Yes, it is easy to get into a premium selling groove. Having a little cushion makes you all warm and fuzzy while the market bounces around. Everyone here knows that I am a fan of the basic credit vertical.

But.....
Anytime I look to open a trade I want to know if vols are relatively high or low. IOW, are they likely to increase or decrease. This is a little harder on SPX than equities because vols can be very low and still go lower for an extended period of time. In equities it is likely that when vols are at the lows you will see an increase in the near future.
Anyway, put simply it is the same old sell expensive/ buy cheap.
The bigger reason to buy puts here instead of selling the bear call is the type of trade you're looking for.
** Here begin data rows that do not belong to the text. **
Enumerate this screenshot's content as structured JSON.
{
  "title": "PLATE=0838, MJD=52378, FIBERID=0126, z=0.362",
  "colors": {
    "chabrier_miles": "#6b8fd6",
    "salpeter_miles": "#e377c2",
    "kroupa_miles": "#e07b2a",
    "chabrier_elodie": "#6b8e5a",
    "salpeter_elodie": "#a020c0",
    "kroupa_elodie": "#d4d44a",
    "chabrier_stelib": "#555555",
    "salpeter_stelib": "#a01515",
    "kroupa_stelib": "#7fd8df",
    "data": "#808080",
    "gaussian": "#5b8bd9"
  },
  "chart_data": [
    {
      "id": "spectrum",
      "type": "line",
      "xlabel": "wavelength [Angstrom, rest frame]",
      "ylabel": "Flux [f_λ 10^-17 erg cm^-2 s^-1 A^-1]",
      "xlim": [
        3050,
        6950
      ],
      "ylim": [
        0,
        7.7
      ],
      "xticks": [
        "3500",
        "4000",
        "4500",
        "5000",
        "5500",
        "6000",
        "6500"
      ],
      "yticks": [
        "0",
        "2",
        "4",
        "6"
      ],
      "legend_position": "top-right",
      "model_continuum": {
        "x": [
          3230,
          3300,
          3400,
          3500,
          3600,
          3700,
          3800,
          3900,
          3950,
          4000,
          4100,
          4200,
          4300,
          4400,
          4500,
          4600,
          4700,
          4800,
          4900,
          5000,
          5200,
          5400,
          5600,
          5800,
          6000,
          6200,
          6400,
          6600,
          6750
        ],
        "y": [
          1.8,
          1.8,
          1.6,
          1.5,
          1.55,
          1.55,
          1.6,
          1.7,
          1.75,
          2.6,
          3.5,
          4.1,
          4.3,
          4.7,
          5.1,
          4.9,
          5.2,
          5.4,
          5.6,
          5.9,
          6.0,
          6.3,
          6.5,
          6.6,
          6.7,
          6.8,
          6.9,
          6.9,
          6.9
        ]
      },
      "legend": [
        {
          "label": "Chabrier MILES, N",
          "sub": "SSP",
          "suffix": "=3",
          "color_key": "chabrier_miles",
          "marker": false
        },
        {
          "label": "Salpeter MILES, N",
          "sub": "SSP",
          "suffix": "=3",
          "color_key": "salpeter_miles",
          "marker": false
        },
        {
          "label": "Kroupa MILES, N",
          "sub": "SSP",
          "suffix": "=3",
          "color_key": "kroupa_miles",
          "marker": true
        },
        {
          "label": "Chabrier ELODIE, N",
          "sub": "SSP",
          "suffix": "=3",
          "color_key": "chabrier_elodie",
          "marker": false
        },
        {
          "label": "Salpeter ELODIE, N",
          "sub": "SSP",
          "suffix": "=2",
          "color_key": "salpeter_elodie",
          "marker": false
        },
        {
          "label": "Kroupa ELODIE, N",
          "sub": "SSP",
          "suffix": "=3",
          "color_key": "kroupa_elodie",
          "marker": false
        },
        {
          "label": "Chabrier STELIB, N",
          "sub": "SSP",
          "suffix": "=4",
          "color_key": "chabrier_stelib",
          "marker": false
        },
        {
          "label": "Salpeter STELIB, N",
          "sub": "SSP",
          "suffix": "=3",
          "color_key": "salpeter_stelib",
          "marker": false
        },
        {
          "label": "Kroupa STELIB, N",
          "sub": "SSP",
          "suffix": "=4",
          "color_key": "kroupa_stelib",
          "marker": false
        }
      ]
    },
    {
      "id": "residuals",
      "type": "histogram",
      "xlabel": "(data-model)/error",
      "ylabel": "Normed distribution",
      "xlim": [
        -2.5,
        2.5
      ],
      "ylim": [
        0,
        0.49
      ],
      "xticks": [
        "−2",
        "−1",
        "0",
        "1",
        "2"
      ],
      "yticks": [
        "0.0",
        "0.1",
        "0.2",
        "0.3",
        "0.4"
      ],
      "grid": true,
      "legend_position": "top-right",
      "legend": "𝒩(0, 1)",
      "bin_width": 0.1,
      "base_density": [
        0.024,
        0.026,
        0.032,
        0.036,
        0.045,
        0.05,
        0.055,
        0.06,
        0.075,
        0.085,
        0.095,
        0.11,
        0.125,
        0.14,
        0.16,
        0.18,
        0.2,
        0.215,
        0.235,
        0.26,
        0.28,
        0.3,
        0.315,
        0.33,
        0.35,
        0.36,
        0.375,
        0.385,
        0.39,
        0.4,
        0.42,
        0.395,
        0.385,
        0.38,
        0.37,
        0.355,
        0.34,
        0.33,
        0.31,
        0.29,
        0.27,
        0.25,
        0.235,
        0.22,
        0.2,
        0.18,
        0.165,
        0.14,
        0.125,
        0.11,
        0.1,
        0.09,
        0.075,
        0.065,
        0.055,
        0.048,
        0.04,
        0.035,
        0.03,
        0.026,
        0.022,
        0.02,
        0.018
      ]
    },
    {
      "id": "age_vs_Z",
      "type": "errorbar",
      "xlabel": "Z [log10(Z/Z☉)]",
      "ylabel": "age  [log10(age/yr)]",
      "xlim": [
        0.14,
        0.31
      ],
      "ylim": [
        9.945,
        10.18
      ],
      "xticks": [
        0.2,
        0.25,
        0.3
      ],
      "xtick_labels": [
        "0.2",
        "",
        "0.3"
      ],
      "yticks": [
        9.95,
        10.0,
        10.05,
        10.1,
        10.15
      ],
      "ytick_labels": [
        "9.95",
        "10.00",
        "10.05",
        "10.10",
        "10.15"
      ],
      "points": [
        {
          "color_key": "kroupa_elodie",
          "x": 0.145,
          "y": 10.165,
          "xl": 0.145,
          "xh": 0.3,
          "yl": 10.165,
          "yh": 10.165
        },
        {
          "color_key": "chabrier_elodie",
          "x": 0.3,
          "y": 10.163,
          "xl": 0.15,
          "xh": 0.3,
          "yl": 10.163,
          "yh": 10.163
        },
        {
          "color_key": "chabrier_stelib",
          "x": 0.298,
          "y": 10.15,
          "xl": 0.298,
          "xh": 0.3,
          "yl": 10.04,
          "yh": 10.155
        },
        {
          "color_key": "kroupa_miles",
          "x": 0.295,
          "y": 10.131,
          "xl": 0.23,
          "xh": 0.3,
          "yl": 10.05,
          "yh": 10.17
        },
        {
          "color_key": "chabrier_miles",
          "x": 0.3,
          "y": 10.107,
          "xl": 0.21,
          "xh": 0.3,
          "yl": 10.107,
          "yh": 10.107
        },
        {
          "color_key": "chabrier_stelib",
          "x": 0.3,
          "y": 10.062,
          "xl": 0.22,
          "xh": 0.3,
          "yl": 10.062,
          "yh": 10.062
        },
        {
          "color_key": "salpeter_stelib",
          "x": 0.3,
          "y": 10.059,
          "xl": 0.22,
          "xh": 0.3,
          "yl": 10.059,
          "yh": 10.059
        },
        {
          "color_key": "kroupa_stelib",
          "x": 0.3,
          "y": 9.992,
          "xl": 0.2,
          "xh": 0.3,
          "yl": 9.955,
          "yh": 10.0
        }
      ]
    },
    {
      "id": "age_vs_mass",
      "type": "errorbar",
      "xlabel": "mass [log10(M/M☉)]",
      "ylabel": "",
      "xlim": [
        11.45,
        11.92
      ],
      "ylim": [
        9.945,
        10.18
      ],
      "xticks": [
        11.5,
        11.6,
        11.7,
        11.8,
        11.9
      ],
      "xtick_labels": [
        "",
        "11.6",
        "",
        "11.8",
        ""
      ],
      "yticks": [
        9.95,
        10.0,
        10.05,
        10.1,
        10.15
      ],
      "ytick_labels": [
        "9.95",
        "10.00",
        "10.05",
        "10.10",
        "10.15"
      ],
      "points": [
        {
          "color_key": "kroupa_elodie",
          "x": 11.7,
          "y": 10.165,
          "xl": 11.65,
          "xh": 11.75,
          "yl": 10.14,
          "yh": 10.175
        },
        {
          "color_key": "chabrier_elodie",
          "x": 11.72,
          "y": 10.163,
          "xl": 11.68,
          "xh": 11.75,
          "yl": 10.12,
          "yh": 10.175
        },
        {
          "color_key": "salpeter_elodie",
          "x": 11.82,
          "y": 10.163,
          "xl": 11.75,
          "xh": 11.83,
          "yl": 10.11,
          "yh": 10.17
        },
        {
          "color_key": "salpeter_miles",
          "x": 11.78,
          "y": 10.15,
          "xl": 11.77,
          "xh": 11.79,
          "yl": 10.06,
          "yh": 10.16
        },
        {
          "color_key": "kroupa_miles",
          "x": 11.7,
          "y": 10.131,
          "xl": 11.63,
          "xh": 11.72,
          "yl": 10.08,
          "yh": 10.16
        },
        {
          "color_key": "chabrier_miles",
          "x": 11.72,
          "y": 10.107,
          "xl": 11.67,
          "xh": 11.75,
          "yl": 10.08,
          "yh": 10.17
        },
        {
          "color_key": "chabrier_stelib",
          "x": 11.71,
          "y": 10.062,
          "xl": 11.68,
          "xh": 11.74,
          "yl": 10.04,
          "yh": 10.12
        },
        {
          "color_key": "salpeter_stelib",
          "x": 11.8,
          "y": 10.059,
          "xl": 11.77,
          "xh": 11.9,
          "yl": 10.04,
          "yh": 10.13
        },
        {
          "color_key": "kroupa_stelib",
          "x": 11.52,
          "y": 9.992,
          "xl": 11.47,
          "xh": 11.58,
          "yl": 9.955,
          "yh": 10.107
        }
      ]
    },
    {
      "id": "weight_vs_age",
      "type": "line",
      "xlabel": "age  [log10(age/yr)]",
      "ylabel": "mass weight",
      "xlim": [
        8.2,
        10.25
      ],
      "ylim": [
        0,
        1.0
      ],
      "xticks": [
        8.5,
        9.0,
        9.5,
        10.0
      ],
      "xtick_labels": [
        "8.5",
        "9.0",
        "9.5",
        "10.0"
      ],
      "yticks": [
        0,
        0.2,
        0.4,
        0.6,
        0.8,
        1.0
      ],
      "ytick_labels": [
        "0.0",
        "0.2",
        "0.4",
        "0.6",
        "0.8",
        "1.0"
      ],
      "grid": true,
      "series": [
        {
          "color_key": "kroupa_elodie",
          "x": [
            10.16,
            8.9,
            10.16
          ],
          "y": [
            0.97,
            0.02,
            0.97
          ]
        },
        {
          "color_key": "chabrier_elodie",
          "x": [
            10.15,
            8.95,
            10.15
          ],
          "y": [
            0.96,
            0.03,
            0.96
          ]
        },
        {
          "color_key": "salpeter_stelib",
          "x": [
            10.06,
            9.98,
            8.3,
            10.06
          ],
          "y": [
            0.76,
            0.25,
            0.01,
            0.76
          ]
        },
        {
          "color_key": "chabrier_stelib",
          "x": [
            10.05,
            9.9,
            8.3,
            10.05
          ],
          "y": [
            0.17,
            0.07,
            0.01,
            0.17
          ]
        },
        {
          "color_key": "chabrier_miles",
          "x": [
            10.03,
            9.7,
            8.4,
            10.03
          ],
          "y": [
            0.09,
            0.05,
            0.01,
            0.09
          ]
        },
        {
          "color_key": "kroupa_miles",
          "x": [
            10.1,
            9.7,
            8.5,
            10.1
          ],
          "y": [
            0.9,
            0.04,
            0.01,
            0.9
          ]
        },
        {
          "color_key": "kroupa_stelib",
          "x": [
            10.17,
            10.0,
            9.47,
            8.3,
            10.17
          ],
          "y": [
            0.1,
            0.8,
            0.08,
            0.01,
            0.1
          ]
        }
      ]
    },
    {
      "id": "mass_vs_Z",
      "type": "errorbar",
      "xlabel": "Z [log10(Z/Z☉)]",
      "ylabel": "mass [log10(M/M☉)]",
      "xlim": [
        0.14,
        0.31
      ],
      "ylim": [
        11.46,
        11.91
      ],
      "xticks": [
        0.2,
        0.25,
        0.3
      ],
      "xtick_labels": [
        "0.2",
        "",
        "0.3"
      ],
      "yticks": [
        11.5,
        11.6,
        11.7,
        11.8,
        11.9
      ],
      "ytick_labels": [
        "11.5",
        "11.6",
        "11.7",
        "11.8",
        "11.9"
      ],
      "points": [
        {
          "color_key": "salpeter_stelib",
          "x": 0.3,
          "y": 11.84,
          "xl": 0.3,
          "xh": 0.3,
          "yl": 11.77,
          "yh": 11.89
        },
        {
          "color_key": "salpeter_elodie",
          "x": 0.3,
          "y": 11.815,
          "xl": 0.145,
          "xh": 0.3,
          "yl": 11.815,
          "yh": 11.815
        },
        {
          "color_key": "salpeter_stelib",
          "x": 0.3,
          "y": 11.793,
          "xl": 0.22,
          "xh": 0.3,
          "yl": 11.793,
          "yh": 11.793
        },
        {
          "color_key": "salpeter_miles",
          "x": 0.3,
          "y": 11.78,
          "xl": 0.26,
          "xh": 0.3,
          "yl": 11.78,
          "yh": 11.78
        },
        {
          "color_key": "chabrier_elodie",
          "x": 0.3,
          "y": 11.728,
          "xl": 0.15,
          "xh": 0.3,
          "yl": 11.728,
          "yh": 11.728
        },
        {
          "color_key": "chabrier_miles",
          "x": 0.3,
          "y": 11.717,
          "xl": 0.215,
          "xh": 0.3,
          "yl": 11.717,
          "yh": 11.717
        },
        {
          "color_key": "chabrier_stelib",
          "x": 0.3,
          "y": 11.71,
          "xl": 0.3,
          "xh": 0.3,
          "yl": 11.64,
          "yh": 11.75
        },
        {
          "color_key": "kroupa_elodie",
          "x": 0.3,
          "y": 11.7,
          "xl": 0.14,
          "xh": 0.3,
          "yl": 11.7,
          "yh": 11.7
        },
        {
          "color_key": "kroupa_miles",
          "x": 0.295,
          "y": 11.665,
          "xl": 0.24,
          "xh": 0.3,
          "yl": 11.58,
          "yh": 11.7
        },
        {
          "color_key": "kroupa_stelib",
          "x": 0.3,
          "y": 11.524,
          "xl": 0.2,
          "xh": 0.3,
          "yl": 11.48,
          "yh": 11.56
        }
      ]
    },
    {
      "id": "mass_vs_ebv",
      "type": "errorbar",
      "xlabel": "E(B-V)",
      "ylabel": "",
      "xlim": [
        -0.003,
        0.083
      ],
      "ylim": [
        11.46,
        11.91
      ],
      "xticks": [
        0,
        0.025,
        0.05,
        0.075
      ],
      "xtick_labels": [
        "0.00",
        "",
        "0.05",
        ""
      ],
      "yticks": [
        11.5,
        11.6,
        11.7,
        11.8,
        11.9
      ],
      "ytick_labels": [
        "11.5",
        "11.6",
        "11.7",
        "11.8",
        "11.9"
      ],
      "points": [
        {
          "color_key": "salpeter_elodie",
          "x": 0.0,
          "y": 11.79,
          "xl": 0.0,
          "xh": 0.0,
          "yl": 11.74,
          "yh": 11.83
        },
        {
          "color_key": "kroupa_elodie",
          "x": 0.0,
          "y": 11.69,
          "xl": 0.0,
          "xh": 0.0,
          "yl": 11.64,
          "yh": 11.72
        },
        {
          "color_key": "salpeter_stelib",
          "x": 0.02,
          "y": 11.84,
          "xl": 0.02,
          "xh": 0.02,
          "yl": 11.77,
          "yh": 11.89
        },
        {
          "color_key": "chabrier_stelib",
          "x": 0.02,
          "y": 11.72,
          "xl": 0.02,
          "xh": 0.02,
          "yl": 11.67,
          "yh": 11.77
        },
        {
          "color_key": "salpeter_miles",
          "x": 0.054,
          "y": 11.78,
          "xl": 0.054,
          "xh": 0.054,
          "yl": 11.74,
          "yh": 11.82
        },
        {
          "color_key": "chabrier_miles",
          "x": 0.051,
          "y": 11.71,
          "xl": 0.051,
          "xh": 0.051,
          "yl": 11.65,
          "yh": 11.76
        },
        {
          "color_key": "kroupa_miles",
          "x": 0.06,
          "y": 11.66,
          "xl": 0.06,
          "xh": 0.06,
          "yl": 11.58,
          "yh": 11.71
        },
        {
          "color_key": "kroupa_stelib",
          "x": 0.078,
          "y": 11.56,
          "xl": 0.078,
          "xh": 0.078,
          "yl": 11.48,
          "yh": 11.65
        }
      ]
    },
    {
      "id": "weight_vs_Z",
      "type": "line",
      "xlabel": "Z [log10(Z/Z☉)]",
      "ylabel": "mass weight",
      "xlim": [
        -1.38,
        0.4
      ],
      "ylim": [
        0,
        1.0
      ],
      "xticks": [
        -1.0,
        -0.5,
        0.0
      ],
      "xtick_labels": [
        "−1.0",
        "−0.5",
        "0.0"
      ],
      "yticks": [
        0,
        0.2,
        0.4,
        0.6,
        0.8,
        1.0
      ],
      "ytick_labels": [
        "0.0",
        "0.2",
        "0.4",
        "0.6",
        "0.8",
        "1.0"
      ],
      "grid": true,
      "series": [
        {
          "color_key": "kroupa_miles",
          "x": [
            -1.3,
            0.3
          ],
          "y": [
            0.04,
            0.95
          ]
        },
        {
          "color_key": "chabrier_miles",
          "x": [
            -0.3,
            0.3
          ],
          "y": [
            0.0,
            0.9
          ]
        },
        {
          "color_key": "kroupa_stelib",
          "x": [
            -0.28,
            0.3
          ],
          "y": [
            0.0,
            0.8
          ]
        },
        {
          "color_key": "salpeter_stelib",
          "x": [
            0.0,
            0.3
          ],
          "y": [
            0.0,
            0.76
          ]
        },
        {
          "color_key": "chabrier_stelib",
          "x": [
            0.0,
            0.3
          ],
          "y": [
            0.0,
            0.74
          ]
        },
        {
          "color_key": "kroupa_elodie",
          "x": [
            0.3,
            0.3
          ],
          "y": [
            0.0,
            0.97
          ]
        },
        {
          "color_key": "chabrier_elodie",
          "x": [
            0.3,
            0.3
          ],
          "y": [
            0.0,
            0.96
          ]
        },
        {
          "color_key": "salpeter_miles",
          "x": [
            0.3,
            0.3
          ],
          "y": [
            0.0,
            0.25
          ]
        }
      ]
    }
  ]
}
If you think we are gonna sit at this level with relatively minor movement, then more power to you, but the b-fly/condor would've been the better trade.
If you think SPX will move lower then the long puts are the better play under all circumstances.
-an adverse move is more controllable in terms of stops.
-they cost 1/2 commiss
-if we see a quick correction it will likely be followed by another bounce back toward highs. You'll have a tough time capturing profits with the CTM credit vertical because the MMs are leaning bullish. Long puts would be easily sold for a profit.
-if the correction is sustained then the long puts are still the better way to go because they don't limit the profit potential and you can set a trailstop.
- long puts are helped by a vol jump that will certainly accompany a negative print.